A Christmas Journey by Brian Wildsmith
|A Christmas Journey by Brian Wildsmith|
|Genre: For Sharing|
|Reviewer: Keith Dudhnath|
|Summary: A gentle twist on the Nativity story sees Mary and Joseph's cat and dog making the journey to Bethlehem. It's a nice idea, but doesn't always hit the mark.|
|Buy? Maybe||Borrow? Maybe|
|Pages: 32||Date: September 2010|
|Publisher: OUP Oxford|
|External links: Author's website|
Mary is visited by the angel Gabriel and told that she'll give birth to Jesus. So far so good for the Nativity story. Skip ahead to Mary and Joseph leaving for Bethlehem, and that's where we part ways with them for a while. Instead, we travel with their cat and dog, who are left behind but decide to follow. They meet up with the other animals and people from the Nativity story on their way, until finally they come to the manger in Bethlehem.
It's a gentle and respectful twist on the story of Jesus' birth. It brings a new dimension to the familiar tale, potentially increasing young readers' awareness of all aspects of it, whilst also keeping it fresh and interesting. That sort of approach is usually greatly appreciated here at Bookbag, but it doesn't always hit the mark in A Christmas Journey. I kept wondering who the audience would be. Deeply religious people and traditionalists won't want any changes at all. People wanting an alternative Christmas story will find it too similar to the story they already know, and will want to seek out true alternatives. The cat and dog feel a little tacked on - it's an interesting premise, but it never quite clicks.
Brian Wildsmith's illustrations aren't quite up to their usual standard either. We usually rave about the pictures in his books, but they feel flat here. They lack the usual beauty and charm. The printing is slightly less than perfect, which doesn't seem to help matters. You have to look carefully to spot it (such as if you're trying to pinpoint what doesn't feel quite right for the purposes of a review!) but it's there. Some of the pages seem as if they've been scanned and printed, losing some of the texture and vibrancy in the process. Having previously been published as The Road To Bethlehem, I wonder whether the repackaging process has lost some of the quality from the original.
If the twist of the story worked a bit better, the issues with the illustrations would help paper over the cracks a bit more. If the illustrations were up to the usual high standard, it would improve one's view of the story. It feels unfairly critical to pick quite so many holes in A Christmas Journey - it's not a bad book by any means - but it never quite sits comfortably enough to truly enjoy.
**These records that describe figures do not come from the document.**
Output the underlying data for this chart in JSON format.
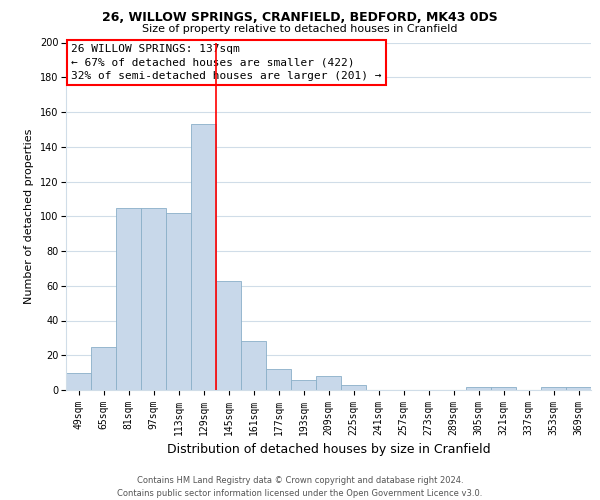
{
  "title1": "26, WILLOW SPRINGS, CRANFIELD, BEDFORD, MK43 0DS",
  "title2": "Size of property relative to detached houses in Cranfield",
  "xlabel": "Distribution of detached houses by size in Cranfield",
  "ylabel": "Number of detached properties",
  "bar_color": "#c8d8ea",
  "bar_edge_color": "#8aafc8",
  "categories": [
    "49sqm",
    "65sqm",
    "81sqm",
    "97sqm",
    "113sqm",
    "129sqm",
    "145sqm",
    "161sqm",
    "177sqm",
    "193sqm",
    "209sqm",
    "225sqm",
    "241sqm",
    "257sqm",
    "273sqm",
    "289sqm",
    "305sqm",
    "321sqm",
    "337sqm",
    "353sqm",
    "369sqm"
  ],
  "values": [
    10,
    25,
    105,
    105,
    102,
    153,
    63,
    28,
    12,
    6,
    8,
    3,
    0,
    0,
    0,
    0,
    2,
    2,
    0,
    2,
    2
  ],
  "ylim": [
    0,
    200
  ],
  "yticks": [
    0,
    20,
    40,
    60,
    80,
    100,
    120,
    140,
    160,
    180,
    200
  ],
  "property_line_x": 6.0,
  "property_line_label": "26 WILLOW SPRINGS: 137sqm",
  "annotation_line1": "← 67% of detached houses are smaller (422)",
  "annotation_line2": "32% of semi-detached houses are larger (201) →",
  "annotation_box_color": "white",
  "annotation_box_edge": "red",
  "vline_color": "red",
  "footer1": "Contains HM Land Registry data © Crown copyright and database right 2024.",
  "footer2": "Contains public sector information licensed under the Open Government Licence v3.0.",
  "grid_color": "#d0dde8",
  "title1_fontsize": 9,
  "title2_fontsize": 8,
  "ylabel_fontsize": 8,
  "xlabel_fontsize": 9,
  "tick_fontsize": 7,
  "footer_fontsize": 6,
  "annot_fontsize": 8
}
My thanks to the publisher for sending it to Bookbag.
For a traditional take on the Nativity, look no further than The First Christmas by Jan Pienkowski. For other Christmas tales, you'll love The Polar Express by Chris Van Allsburg (especially the CD read by Liam Neeson), The Night Before Christmas by Rachel Isadora and Clement Clarke Moore, The Happiest Man in the World or the Mouse Who Made Christmas by Mij Kelly and Louise Nisbet, How the Grinch Stole Christmas! by Dr Seuss and others from our Top Ten Books With A Christmas Theme. Cub's First Winter by Rebecca Elliott is a beautifully wintry book to delight young book fans.